Adding an integration test
The above setup is almost good enough for a basic integration test with the
exception that it is not automated. Automating is fairly easy, just create
src/test/scala/WordCountIntegrationSpec.scala
with the contents below.
import org.apache.hadoop.conf.Configuration
import org.apache.hadoop.fs.{FileSystem, Path}
import org.scalatest._
import scala.io.Source
class WordCountIntegrationSpec
extends FlatSpec
with Matchers
with BeforeAndAfterEach {
"WordCount" should "write out word counts to output folder" in {
WordCount.main(Array())
val output = Source.fromFile("output/part-r-00000").mkString
output should equal(
"""|Bye 1
|Goodbye 1
|Hadoop 2
|Hello 2
|World 2
|""".stripMargin)
}
override def afterEach() = {
val fs = FileSystem.get(new Configuration())

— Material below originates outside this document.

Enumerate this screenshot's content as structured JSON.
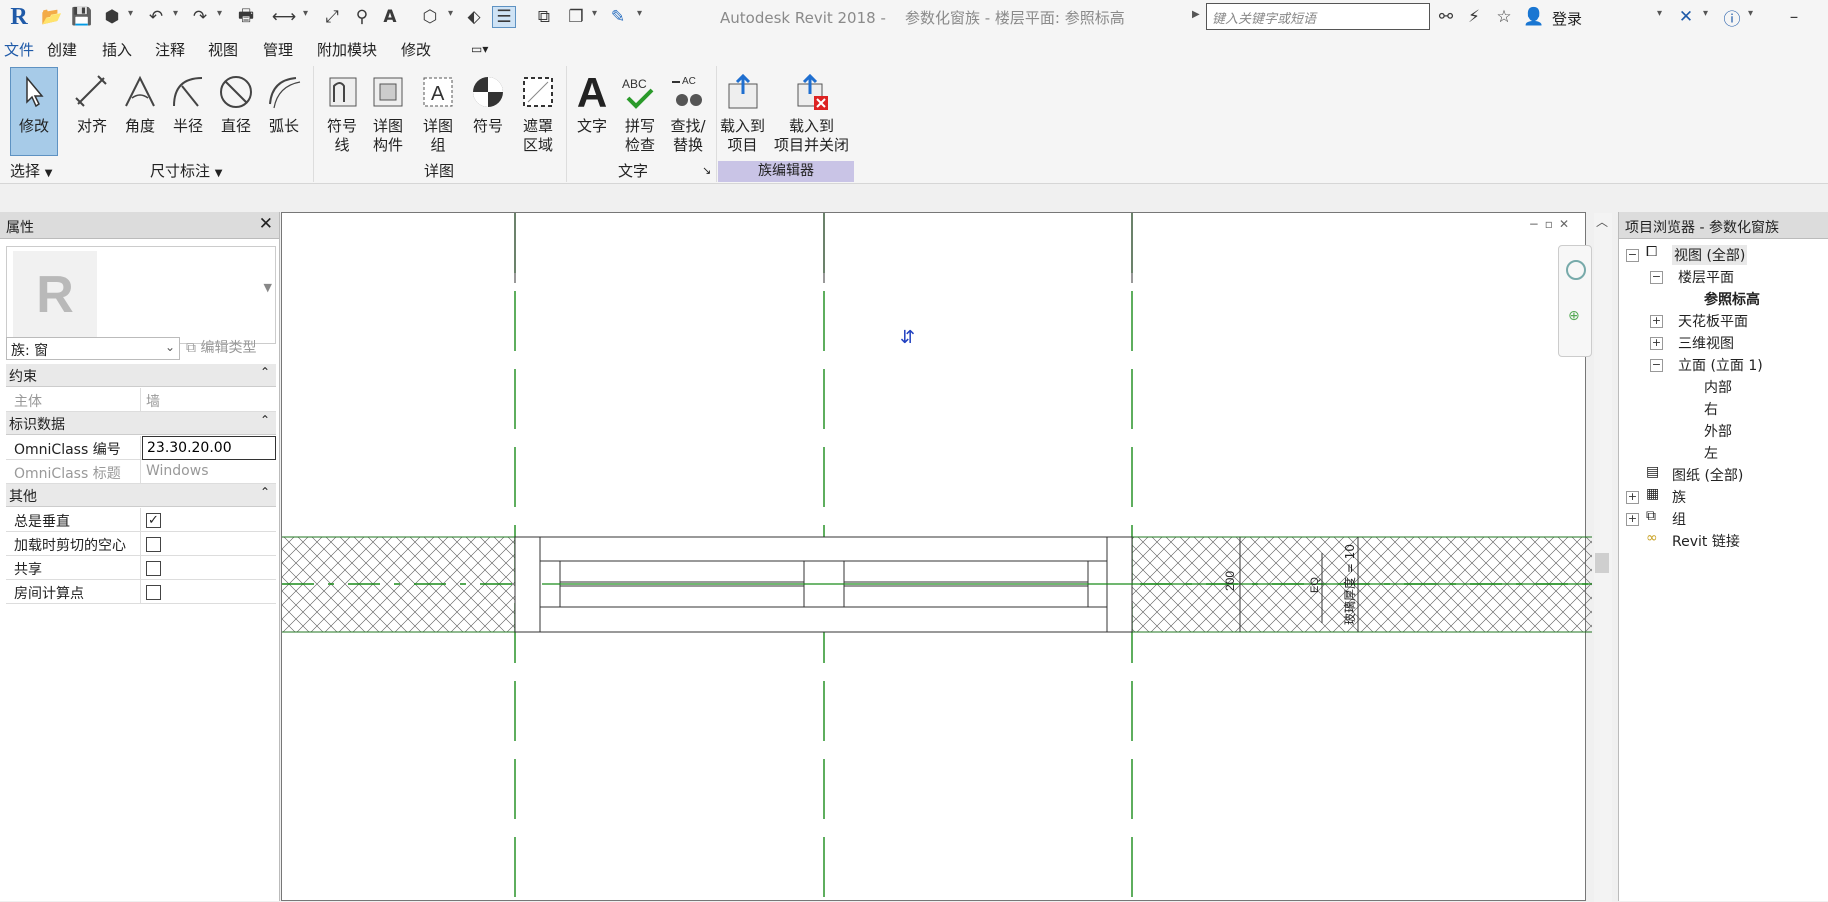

fs.delete(new Path("output"), true)
}
}
Explanation:
- The
main
method is invoked “manually” in the same process as the test runner. - Once the job finished, the output file is read to a string and compared against the expected contents.
- The test deletes the outputs after each run.
You should see the integration test passing when running sbt 'testOnly
WordCountIntegrationSpec'
.
Summary
From here on you should be able to extend these ideas to build and test more complicated real life MapReduce jobs. As a next step I recommend going in-depth with the official MapReduce Tutorial and continue from there to more detailed sections of the Hadoop documentation.
Packaging a MapReduce job into a jar file for running it on a real Hadoop cluster is beyond the scope of this post. If you are using Scala and sbt I recommend checking out sbt-assembly.
You can also find heavily commented code examples from above in this GitHub repo.